♀? Physical delivery
Pregnant mothers strengthen exercise, which can promote the fetus to enter the basin, exercise pelvic floor muscles and improve productivity. You'd better find a partner when you go out to exercise, just in case.
♀? go for a walk
Walking helps the fetus descend into the basin, relaxes the pelvic ligament and prepares for delivery. Twice in the morning and evening for 30 minutes each time, or three times in the morning, noon and evening for 20 minutes each time, are all good choices. Remember to choose a quiet and pollution-free place.
♀? Pelvic movement
Inhale and arch your back, exhale and raise your head, repeating 10 times, which is helpful for pelvic movement.
♀? Xiaomabu
Hold the edge of the table, stand firm with your feet, slowly bend your knees, move your pelvis down, and naturally separate your knees until you are fully flexed. Then stand up slowly and push up with your feet until your legs and pelvis are upright.

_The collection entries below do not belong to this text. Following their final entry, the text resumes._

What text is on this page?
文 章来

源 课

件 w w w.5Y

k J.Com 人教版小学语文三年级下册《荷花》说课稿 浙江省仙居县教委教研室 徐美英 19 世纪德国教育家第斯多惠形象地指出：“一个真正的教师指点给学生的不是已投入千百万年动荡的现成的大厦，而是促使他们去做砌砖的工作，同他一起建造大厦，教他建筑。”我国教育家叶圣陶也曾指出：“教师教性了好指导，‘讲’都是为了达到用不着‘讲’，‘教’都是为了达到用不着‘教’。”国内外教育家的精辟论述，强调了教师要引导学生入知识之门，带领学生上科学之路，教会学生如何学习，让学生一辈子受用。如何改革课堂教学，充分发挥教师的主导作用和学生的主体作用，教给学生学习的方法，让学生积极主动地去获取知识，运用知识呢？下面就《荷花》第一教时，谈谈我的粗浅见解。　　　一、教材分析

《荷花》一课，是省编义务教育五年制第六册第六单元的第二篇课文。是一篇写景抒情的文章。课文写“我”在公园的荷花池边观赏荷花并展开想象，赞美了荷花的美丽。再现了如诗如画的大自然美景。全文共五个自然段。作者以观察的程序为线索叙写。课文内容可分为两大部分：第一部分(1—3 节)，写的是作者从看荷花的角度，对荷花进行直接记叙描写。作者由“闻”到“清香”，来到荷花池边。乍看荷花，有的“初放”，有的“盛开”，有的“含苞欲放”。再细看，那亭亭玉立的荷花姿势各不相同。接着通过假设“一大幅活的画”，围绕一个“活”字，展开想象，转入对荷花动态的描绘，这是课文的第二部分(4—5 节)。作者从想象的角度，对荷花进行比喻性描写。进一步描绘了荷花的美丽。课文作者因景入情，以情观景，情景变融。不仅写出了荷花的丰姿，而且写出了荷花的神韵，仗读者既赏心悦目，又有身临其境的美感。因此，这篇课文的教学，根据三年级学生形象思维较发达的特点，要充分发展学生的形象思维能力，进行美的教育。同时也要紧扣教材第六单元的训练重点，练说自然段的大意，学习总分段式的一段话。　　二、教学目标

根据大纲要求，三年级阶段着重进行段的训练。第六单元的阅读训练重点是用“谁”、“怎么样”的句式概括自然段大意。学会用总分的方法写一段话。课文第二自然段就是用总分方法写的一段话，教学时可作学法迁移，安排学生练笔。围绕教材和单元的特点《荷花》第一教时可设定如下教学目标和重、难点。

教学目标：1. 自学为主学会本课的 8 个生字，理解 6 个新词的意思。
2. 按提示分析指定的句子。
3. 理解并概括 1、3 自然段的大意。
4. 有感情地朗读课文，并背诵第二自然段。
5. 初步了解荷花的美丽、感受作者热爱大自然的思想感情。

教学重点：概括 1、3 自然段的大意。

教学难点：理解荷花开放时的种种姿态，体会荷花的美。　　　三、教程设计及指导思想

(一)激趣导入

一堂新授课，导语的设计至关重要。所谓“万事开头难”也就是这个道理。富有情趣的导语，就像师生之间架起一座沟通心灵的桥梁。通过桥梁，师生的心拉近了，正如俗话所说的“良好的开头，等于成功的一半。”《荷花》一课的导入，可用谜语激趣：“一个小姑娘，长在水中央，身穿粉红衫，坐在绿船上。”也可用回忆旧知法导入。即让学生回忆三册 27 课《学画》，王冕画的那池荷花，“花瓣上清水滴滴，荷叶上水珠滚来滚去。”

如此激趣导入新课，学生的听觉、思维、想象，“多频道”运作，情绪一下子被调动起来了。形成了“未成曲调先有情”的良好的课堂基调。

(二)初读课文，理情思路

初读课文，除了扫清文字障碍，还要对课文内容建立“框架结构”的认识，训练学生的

Repeat it several times.
♀? Leg paddling
Hold the back of the chair, fix the right leg, wrap it around the left leg, restore it after you finish, and continue to do it by changing legs, 5-6 times in the morning and 6 times in the evening.
♀? Waist movement
Hold the back of the chair and inhale slowly. At the same time, push your arms hard, stand on tiptoe, straighten your waist and let your lower abdomen cling to the back of the chair. Then exhale slowly, relax your arms and restore your feet. Do it 5-6 times in the morning and evening.